寢殿裏僅剩下一盞微弱的燭火,花窗敞開,園子裏梔子花香,幽幽漂浮入殿,與金狻猊香爐裏燃著的松木霜果味道合在一處,是幽柔的薄甜。

星檀褪去了皇後的裝扮。鶴丹紅的絲羅襕裙襯得她膚色皎潔,月白的纻絲外襟卻又掩去了幾分美艷。

“姐姐,我這一身好看麽?”少時幺妹的聲音猶在耳邊。

十三歲那年,星檀與祖母從江南回京與皇帝賀壽。那時京都貴女之間時行著這一身鶴白裙。幺妹便是穿著這一身去萬壽節的。

大婚之夜,皇帝並未碰她。

後來,還是姑母讓人與她準備了一身鶴白裙,皇帝方將她抱入床帷…

這些民間閑款,作為皇後,自然不能隨意穿出門。她卻讓人多做來幾身,每每侍奉床帷,讓桂嬤嬤拿出來與她打扮。

她小心與皇帝寬著衣襟,手被人輕輕握了過去。

他問:“傷著這裏,可有好些?”

星檀目光在自己纏著崩布的手腕上略過,“有得李太醫親自照料,已經無礙。多謝陛下掛心。”

侍奉聖駕,話須說得周圓,在情理規矩之中,皇帝方不會尋她的錯處。這半年來,她時刻謹記。大婚之前,她曾妄想過將帝王視作夫君;可後來方知道,臣妾或許也只是個雅稱,他滿意順心,她方得安樂,僅此而已。

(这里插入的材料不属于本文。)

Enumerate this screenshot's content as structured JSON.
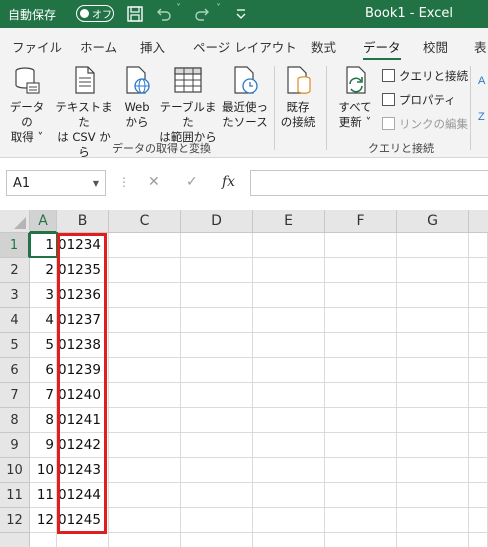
{
  "titlebar": {
    "autosave_label": "自動保存",
    "toggle_state": "オフ",
    "title": "Book1  -  Excel",
    "icons": [
      "save-icon",
      "undo-icon",
      "redo-icon",
      "customize-qat-icon"
    ]
  },
  "tabs": [
    {
      "label": "ファイル",
      "active": false
    },
    {
      "label": "ホーム",
      "active": false
    },
    {
      "label": "挿入",
      "active": false
    },
    {
      "label": "ページ レイアウト",
      "active": false
    },
    {
      "label": "数式",
      "active": false
    },
    {
      "label": "データ",
      "active": true
    },
    {
      "label": "校閲",
      "active": false
    },
    {
      "label": "表",
      "active": false
    }
  ],
  "ribbon": {
    "get_data": {
      "line1": "データの",
      "line2": "取得 ˅"
    },
    "from_text": {
      "line1": "テキストまた",
      "line2": "は CSV から"
    },
    "from_web": {
      "line1": "Web",
      "line2": "から"
    },
    "from_table": {
      "line1": "テーブルまた",
      "line2": "は範囲から"
    },
    "recent_sources": {
      "line1": "最近使っ",
      "line2": "たソース"
    },
    "existing_conn": {
      "line1": "既存",
      "line2": "の接続"
    },
    "group_get_transform": "データの取得と変換",
    "refresh_all": {
      "line1": "すべて",
      "line2": "更新 ˅"
    },
    "queries_connections": "クエリと接続",
    "properties": "プロパティ",
    "edit_links": "リンクの編集",
    "group_queries": "クエリと接続"
  },
  "formula_bar": {
    "name_box": "A1",
    "cancel_glyph": "✕",
    "enter_glyph": "✓",
    "fx_glyph": "fx",
    "formula": ""
  },
  "sheet": {
    "columns": [
      "A",
      "B",
      "C",
      "D",
      "E",
      "F",
      "G"
    ],
    "rows": [
      "1",
      "2",
      "3",
      "4",
      "5",
      "6",
      "7",
      "8",
      "9",
      "10",
      "11",
      "12",
      ""
    ],
    "col_a": [
      "1",
      "2",
      "3",
      "4",
      "5",
      "6",
      "7",
      "8",
      "9",
      "10",
      "11",
      "12",
      ""
    ],
    "col_b": [
      "01234",
      "01235",
      "01236",
      "01237",
      "01238",
      "01239",
      "01240",
      "01241",
      "01242",
      "01243",
      "01244",
      "01245",
      ""
    ],
    "active_cell": "A1",
    "highlight_color": "#e01e1e",
    "accent_color": "#217346"
  }
}
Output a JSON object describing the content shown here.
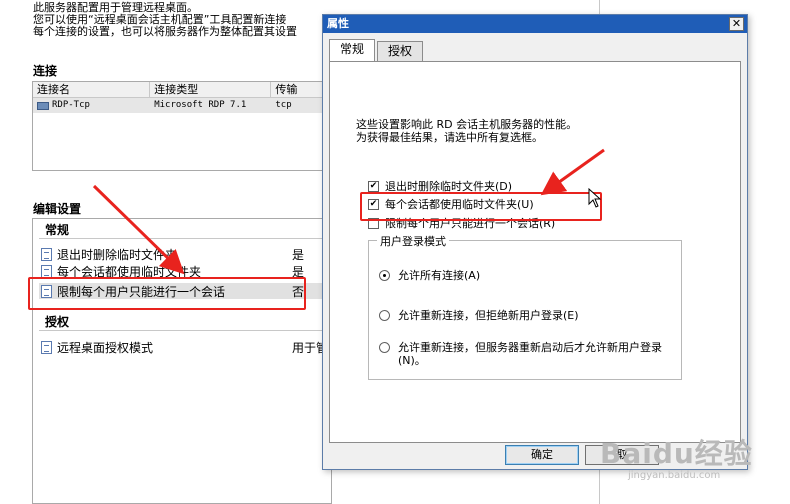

她緩緩將手從他那裏抽了回來。方聽他淡淡一句:“那便好。”

桂嬤嬤小心接過星檀方與人退下的龍袍,掛去一旁的檀木架上,隨後躬身候著一旁。

星檀打理好他身上其余的衣物,腳下方是一輕。如往常一般,她被抱去了床帷之中。

桂嬤嬤這方吹熄了燭火,退了下去。

皇帝的輪廓是好看的,繼承了先帝深邃的雙眸,眉宇間又藏著元惠皇後的溫柔底韻。被漠北的西風摩挲過的面龐,瘦削而硬朗,鼻梁像星空下的山棱,唇…她正被吻了過來。那微微的厚度裏,釀著醉人的酒香…

被粗糙的指尖劃過的肌膚,燃起了火苗般的滾熱。親吻遍布了她的脖頸,身體調動了全部的潮汐,想將那火苗熄滅,卻反被那火苗炙得滾燙。她周身細汗淋漓,觸及身上的人,他也一樣。

唯有這時,她方敢對上他的目光。帝王退去了皮囊,僅如一頭兇猛的獸。然而很快,她僅存的人類的端莊,也被自己喉嚨裏的聲響撕得粉碎…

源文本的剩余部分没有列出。